There are a growing number of people on the right who believe that such decorum is the reason the right loses so many cultural and other battles. The claim is that while the right is willing to play nice, the left is willing to play as dirty as hell. One lesson the Trumpist right in America has taken from this is that if you want to beat the left, you must fight as dirty as them. Nothing should be off limits. You must hit them where it hurts, hard.

We can all be provoked into hitting low on occasion. I did recently, when the thug and bully Alastair Campbell once again tried to present himself as a model of political truthfulness. Some things cannot stand.

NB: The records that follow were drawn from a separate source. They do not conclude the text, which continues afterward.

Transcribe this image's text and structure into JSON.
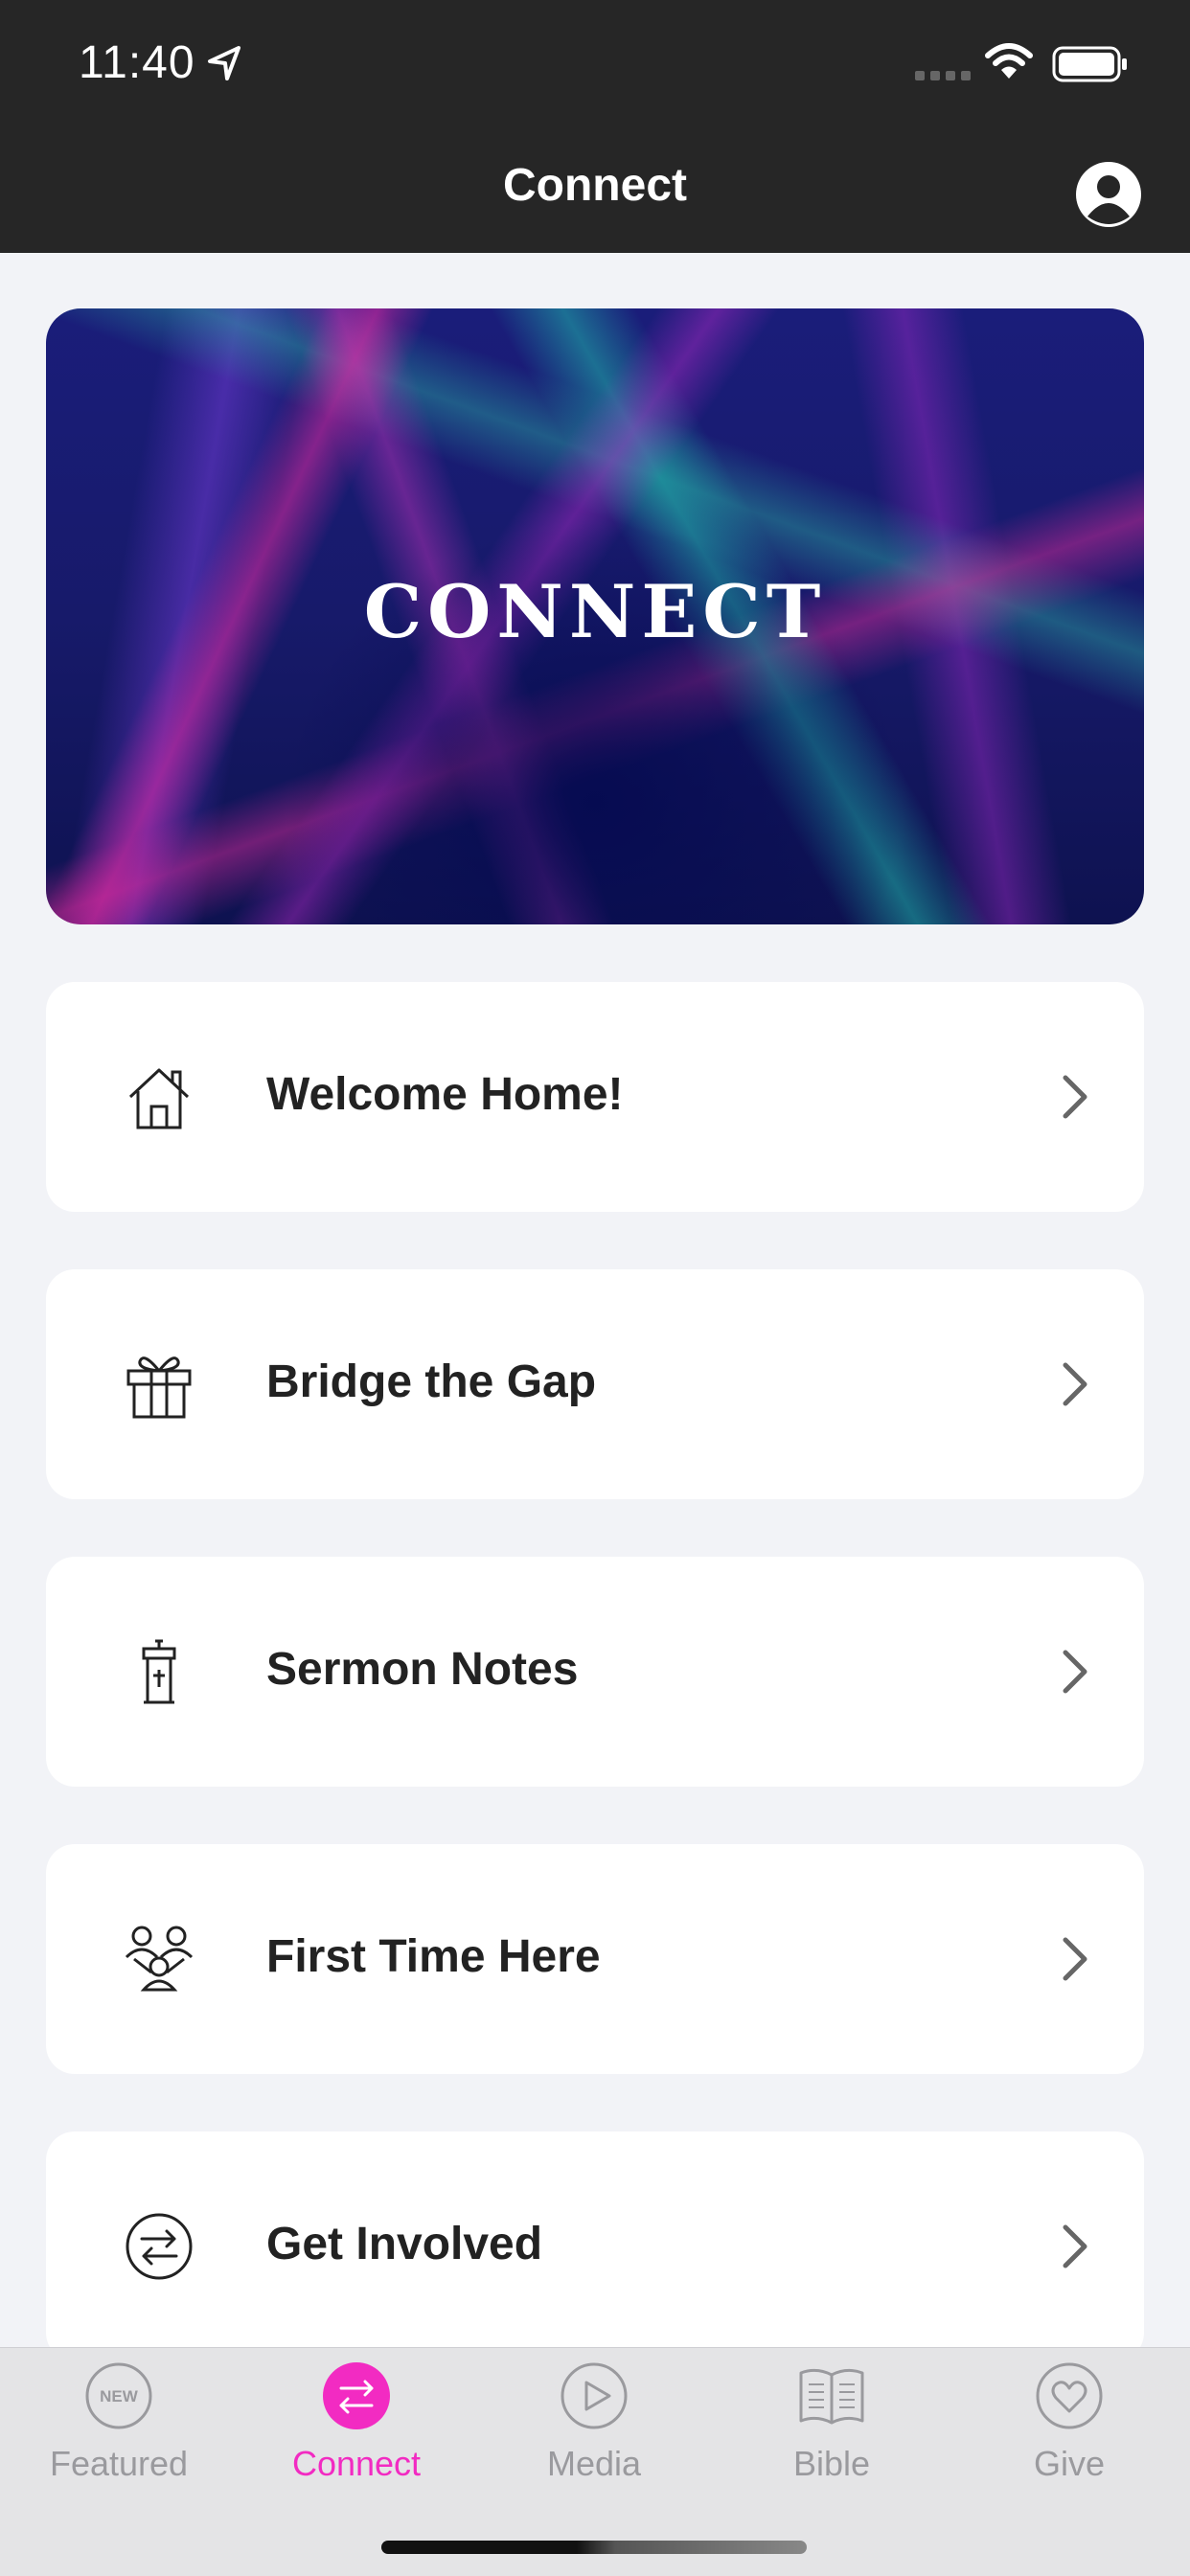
{
  "status_bar": {
    "time": "11:40",
    "icons": [
      "location-arrow-icon",
      "signal-icon",
      "wifi-icon",
      "battery-icon"
    ]
  },
  "nav": {
    "title": "Connect",
    "profile_icon": "profile-icon"
  },
  "banner": {
    "text": "CONNECT"
  },
  "items": [
    {
      "label": "Welcome Home!",
      "icon": "house-icon"
    },
    {
      "label": "Bridge the Gap",
      "icon": "gift-icon"
    },
    {
      "label": "Sermon Notes",
      "icon": "pulpit-icon"
    },
    {
      "label": "First Time Here",
      "icon": "people-icon"
    },
    {
      "label": "Get Involved",
      "icon": "exchange-icon"
    }
  ],
  "tabs": [
    {
      "label": "Featured",
      "icon": "new-badge-icon",
      "badge": "NEW",
      "active": false
    },
    {
      "label": "Connect",
      "icon": "exchange-icon",
      "active": true
    },
    {
      "label": "Media",
      "icon": "play-icon",
      "active": false
    },
    {
      "label": "Bible",
      "icon": "book-icon",
      "active": false
    },
    {
      "label": "Give",
      "icon": "heart-icon",
      "active": false
    }
  ],
  "colors": {
    "header_bg": "#262626",
    "accent": "#f22bc2",
    "page_bg": "#f2f3f7",
    "card_bg": "#ffffff"
  }
}
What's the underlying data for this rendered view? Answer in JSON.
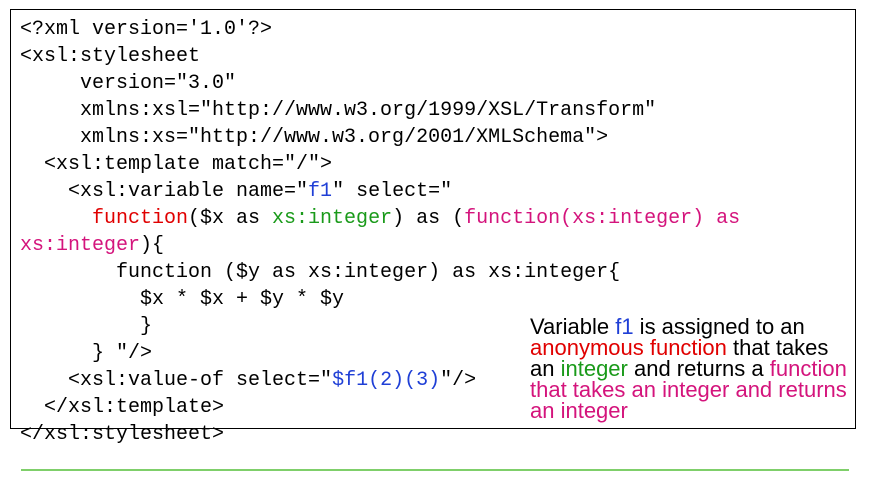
{
  "code_lines": [
    [
      {
        "t": "<?xml version='1.0'?>",
        "c": ""
      }
    ],
    [
      {
        "t": "<xsl:stylesheet",
        "c": ""
      }
    ],
    [
      {
        "t": "     version=\"3.0\"",
        "c": ""
      }
    ],
    [
      {
        "t": "     xmlns:xsl=\"http://www.w3.org/1999/XSL/Transform\"",
        "c": ""
      }
    ],
    [
      {
        "t": "     xmlns:xs=\"http://www.w3.org/2001/XMLSchema\">",
        "c": ""
      }
    ],
    [
      {
        "t": "  <xsl:template match=\"/\">",
        "c": ""
      }
    ],
    [
      {
        "t": "    <xsl:variable name=\"",
        "c": ""
      },
      {
        "t": "f1",
        "c": "blue"
      },
      {
        "t": "\" select=\"",
        "c": ""
      }
    ],
    [
      {
        "t": "      ",
        "c": ""
      },
      {
        "t": "function",
        "c": "red"
      },
      {
        "t": "($x as ",
        "c": ""
      },
      {
        "t": "xs:integer",
        "c": "green"
      },
      {
        "t": ") as (",
        "c": ""
      },
      {
        "t": "function(xs:integer) as",
        "c": "magenta"
      }
    ],
    [
      {
        "t": "xs:integer",
        "c": "magenta"
      },
      {
        "t": "){",
        "c": ""
      }
    ],
    [
      {
        "t": "        function ($y as xs:integer) as xs:integer{",
        "c": ""
      }
    ],
    [
      {
        "t": "          $x * $x + $y * $y",
        "c": ""
      }
    ],
    [
      {
        "t": "          }",
        "c": ""
      }
    ],
    [
      {
        "t": "      } \"/>",
        "c": ""
      }
    ],
    [
      {
        "t": "    <xsl:value-of select=\"",
        "c": ""
      },
      {
        "t": "$f1(2)(3)",
        "c": "blue"
      },
      {
        "t": "\"/>",
        "c": ""
      }
    ],
    [
      {
        "t": "  </xsl:template>",
        "c": ""
      }
    ],
    [
      {
        "t": "</xsl:stylesheet>",
        "c": ""
      }
    ]
  ],
  "annotation": {
    "segments": [
      {
        "t": "Variable ",
        "c": ""
      },
      {
        "t": "f1",
        "c": "blue"
      },
      {
        "t": " is assigned to an ",
        "c": ""
      },
      {
        "t": "anonymous function",
        "c": "red"
      },
      {
        "t": " that takes an ",
        "c": ""
      },
      {
        "t": "integer",
        "c": "green"
      },
      {
        "t": " and returns a ",
        "c": ""
      },
      {
        "t": "function that takes an integer and returns an integer",
        "c": "magenta"
      }
    ]
  },
  "colors": {
    "blue": "#1f3fd6",
    "red": "#e00000",
    "green": "#1a9a1a",
    "magenta": "#d4147c",
    "divider": "#7fcf6a"
  }
}
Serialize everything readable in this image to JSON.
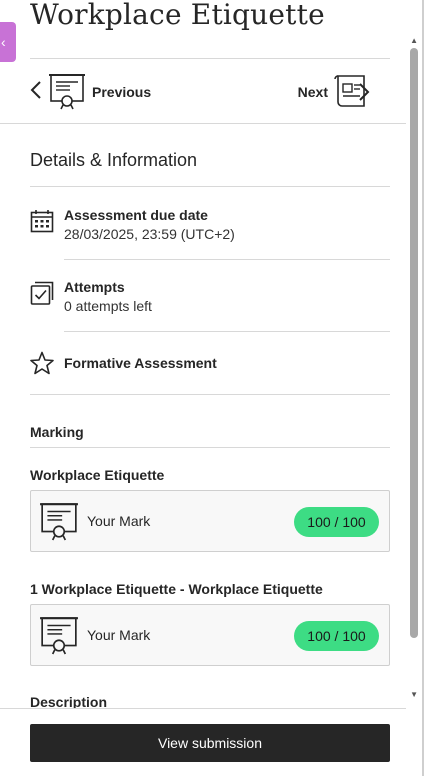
{
  "header": {
    "title": "Workplace Etiquette",
    "back_glyph": "‹"
  },
  "nav": {
    "previous_label": "Previous",
    "next_label": "Next"
  },
  "details": {
    "section_title": "Details & Information",
    "due": {
      "label": "Assessment due date",
      "value": "28/03/2025, 23:59 (UTC+2)",
      "icon": "calendar-icon"
    },
    "attempts": {
      "label": "Attempts",
      "value": "0 attempts left",
      "icon": "attempts-icon"
    },
    "formative": {
      "label": "Formative Assessment",
      "icon": "star-icon"
    }
  },
  "marking": {
    "title": "Marking",
    "items": [
      {
        "title": "Workplace Etiquette",
        "your_mark": "Your Mark",
        "score": "100 / 100"
      },
      {
        "title": "1 Workplace Etiquette - Workplace Etiquette",
        "your_mark": "Your Mark",
        "score": "100 / 100"
      }
    ]
  },
  "description": {
    "title": "Description"
  },
  "footer": {
    "view_submission": "View submission"
  },
  "colors": {
    "accent_purple": "#c872d6",
    "score_badge": "#3ddc84",
    "button_dark": "#262626"
  }
}
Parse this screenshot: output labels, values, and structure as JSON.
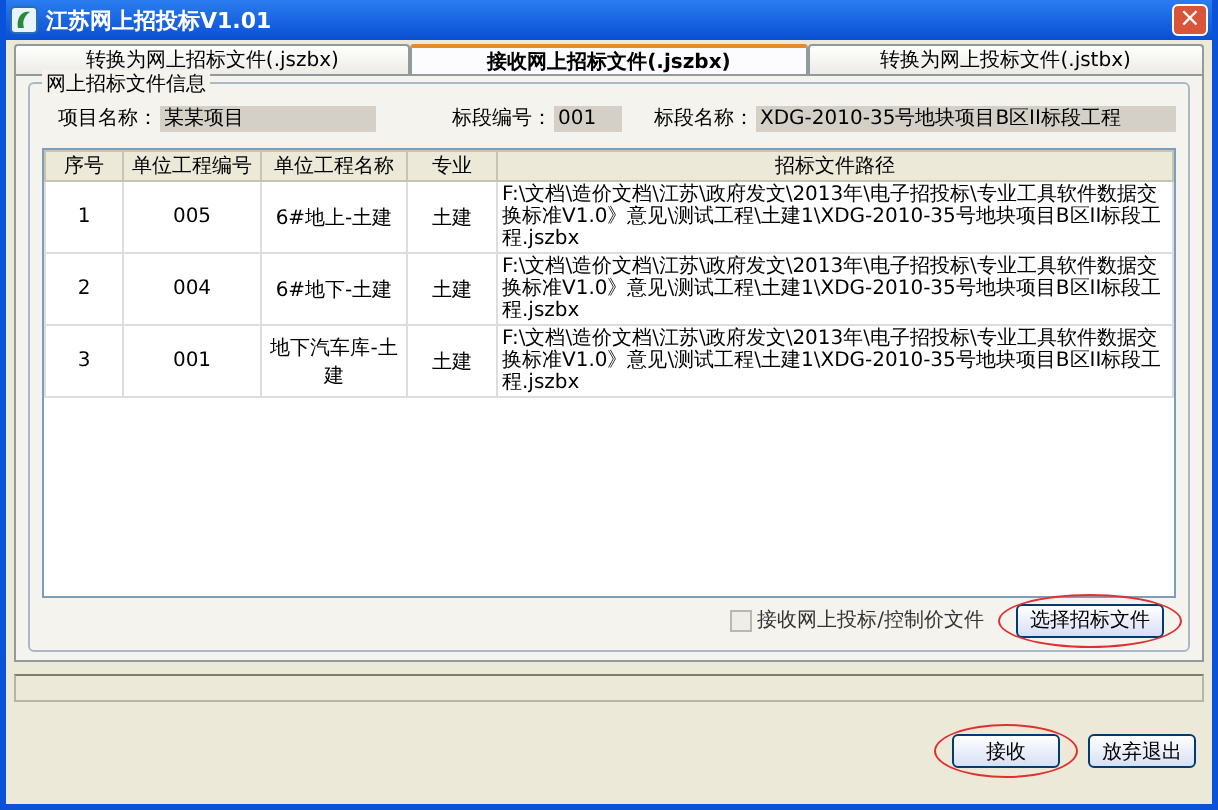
{
  "window": {
    "title": "江苏网上招投标V1.01",
    "close": "×"
  },
  "tabs": [
    {
      "label": "转换为网上招标文件(.jszbx)",
      "selected": false
    },
    {
      "label": "接收网上招标文件(.jszbx)",
      "selected": true
    },
    {
      "label": "转换为网上投标文件(.jstbx)",
      "selected": false
    }
  ],
  "group": {
    "title": "网上招标文件信息",
    "fields": [
      {
        "label": "项目名称：",
        "value": "某某项目"
      },
      {
        "label": "标段编号：",
        "value": "001"
      },
      {
        "label": "标段名称：",
        "value": "XDG-2010-35号地块项目B区II标段工程"
      }
    ],
    "table": {
      "columns": [
        "序号",
        "单位工程编号",
        "单位工程名称",
        "专业",
        "招标文件路径"
      ],
      "rows": [
        [
          "1",
          "005",
          "6#地上-土建",
          "土建",
          "F:\\文档\\造价文档\\江苏\\政府发文\\2013年\\电子招投标\\专业工具软件数据交换标准V1.0》意见\\测试工程\\土建1\\XDG-2010-35号地块项目B区II标段工程.jszbx"
        ],
        [
          "2",
          "004",
          "6#地下-土建",
          "土建",
          "F:\\文档\\造价文档\\江苏\\政府发文\\2013年\\电子招投标\\专业工具软件数据交换标准V1.0》意见\\测试工程\\土建1\\XDG-2010-35号地块项目B区II标段工程.jszbx"
        ],
        [
          "3",
          "001",
          "地下汽车库-土建",
          "土建",
          "F:\\文档\\造价文档\\江苏\\政府发文\\2013年\\电子招投标\\专业工具软件数据交换标准V1.0》意见\\测试工程\\土建1\\XDG-2010-35号地块项目B区II标段工程.jszbx"
        ]
      ]
    },
    "checkbox": {
      "label": "接收网上投标/控制价文件",
      "checked": false,
      "disabled": true
    },
    "select_button": {
      "label": "选择招标文件",
      "circled": true
    }
  },
  "buttons": [
    {
      "label": "接收",
      "circled": true
    },
    {
      "label": "放弃退出",
      "circled": false
    }
  ]
}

Nevertheless I think about this issue fairly often, and one incident in particular. More than a decade ago Abbott and I were in a public debate, and at some stage she announced the fact that her son, who was in the audience, had just got his GCSE results – all As. Everyone applauded politely.

For a split second, I debated whether to say: ‘I wonder how he’d have done if he’d gone to the schools you tell everyone else to send their kids to’ – but something held me back. Had the roles been reversed, I am quite certain that nothing would have restrained her. But with her young son sitting there, I thought it would be cruel. I don’t especially applaud myself for the restraint. I just think about it sometimes.

Because there is politics, and there are people’s lives. Somewhere in the political fight, you can lose sight of that. I wonder if the current Conservative leadership contenders will. You can call it wimping out. Or perhaps the tiny voice that says ‘pause’ is the voice not of pity or weakness, but the slightest sliver of civilisation piercing its opposite.